Even college students awarded a full scholarship sometimes get socked with thousands of dollars in bills.
In reality, a full college scholarship does not usually cover the full cost of attendance. Most schools require a student to contribute at least a few thousand dollars, either from employment income or from a loan.
Colleges usually require a “minimum student contribution” when calculating financial aid. They want students to have some skin in the game.
… This payment is often referred to as a “minimum student contribution,” which is a flat payment typically between $1,500 and $4,000 a year. The dollar amount is usually the cheapest for freshmen and the most expensive for seniors. Some schools refer to it as a “summer earnings expectation,” saying that they expect their students to work during the summer and to contribute a certain dollar amount from that income to their education costs….
… schools are encouraged to charge students. For years, the College Board has suggested a minimum student contribution, and specified a recommended dollar amount — currently $1,800 for first-year students and $2,450 for dependent upperclassmen—for many colleges to charge….
Outside scholarships are not usually allowed to replace the student contribution.
When a student gets private scholarships—from a corporation or community group, say—some schools will actually scale back their own aid offering. In other cases, even when aid is enough to cover every penny of financial need, some schools require students to still pay a portion of the college bill out of their own pockets….

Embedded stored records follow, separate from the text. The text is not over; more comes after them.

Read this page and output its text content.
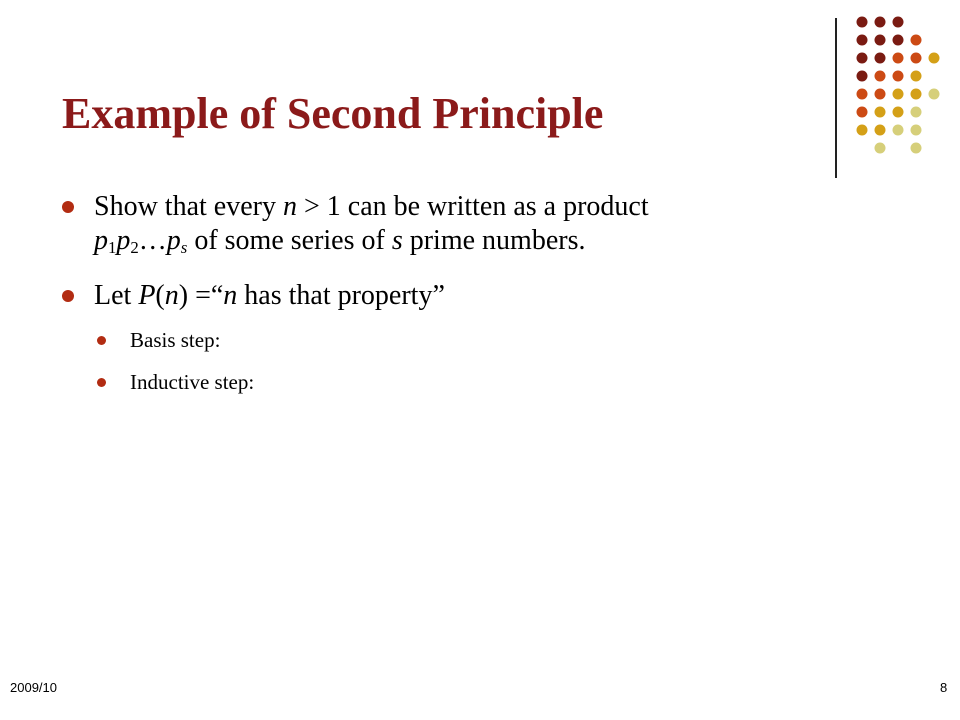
Example of Second Principle
Show that every n > 1 can be written as a product
$p_1p_2\dots p_s$ of some series of s prime numbers.
Let P(n) =“n has that property”
Basis step:
Inductive step:
2009/10	8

Harsh impact on low-income students who are awarded full-need financial aid
The policy is a major hardship for students who can barely earn this amount or who don’t have family to help them cover this cost. When students cannot pay, many colleges suggest they sign up for student loans.
Critics say the policy also underscores how the system is stacked against poorer students: Most colleges will accept a check from any other external source, like a student’s wealthy uncle, for this required payment, but they will not allow a private scholarship to pay this bill, even though the end result for the schools is that they still get paid the same amount. For some students who receive scholarships through the UNCF’s Gates Millennium Scholars program, these contribution requirements equal 5% to 22% of their families’ annual income, says Larry Griffith, senior vice president at the UNCF.
Low-income students may scramble to pay the required student contribution.
Beatriz Barros, a freshman at Cornell, thought her family would only be required to pay $1,400 for her college bills, which was the EFC figure the federal government had determined. But shortly before the school year began, Barros says, Cornell sent her a bill, which showed that her family would be required to pay $5,500 for the year and she would have to pay a separate $2,600 for her summer earnings expectation. Meanwhile, Barros had been awarded a scholarship from the Gates Millennium Scholars program that was large enough to cover her summer earnings expectation, but she says the school’s financial aid office declined to accept it, saying it was a required payment that she would have to make on her own. To pay for her and her family’s extra costs, Barros signed up for federal student loans, abstained from flying home for Thanksgiving, and cut back on her meal plan. “I definitely didn’t expect the bill to be that large—you hear about getting the Gates scholarship and you say, ‘Cool, I don’t have to graduate in debt.’ And then you find out you won’t get to do that and it’s a bit heartbreaking,” she says.
These students sometimes have to forego non-paid internships in order to get a paying summer job. This puts them at a disadvantage when it comes time to find a job after graduation.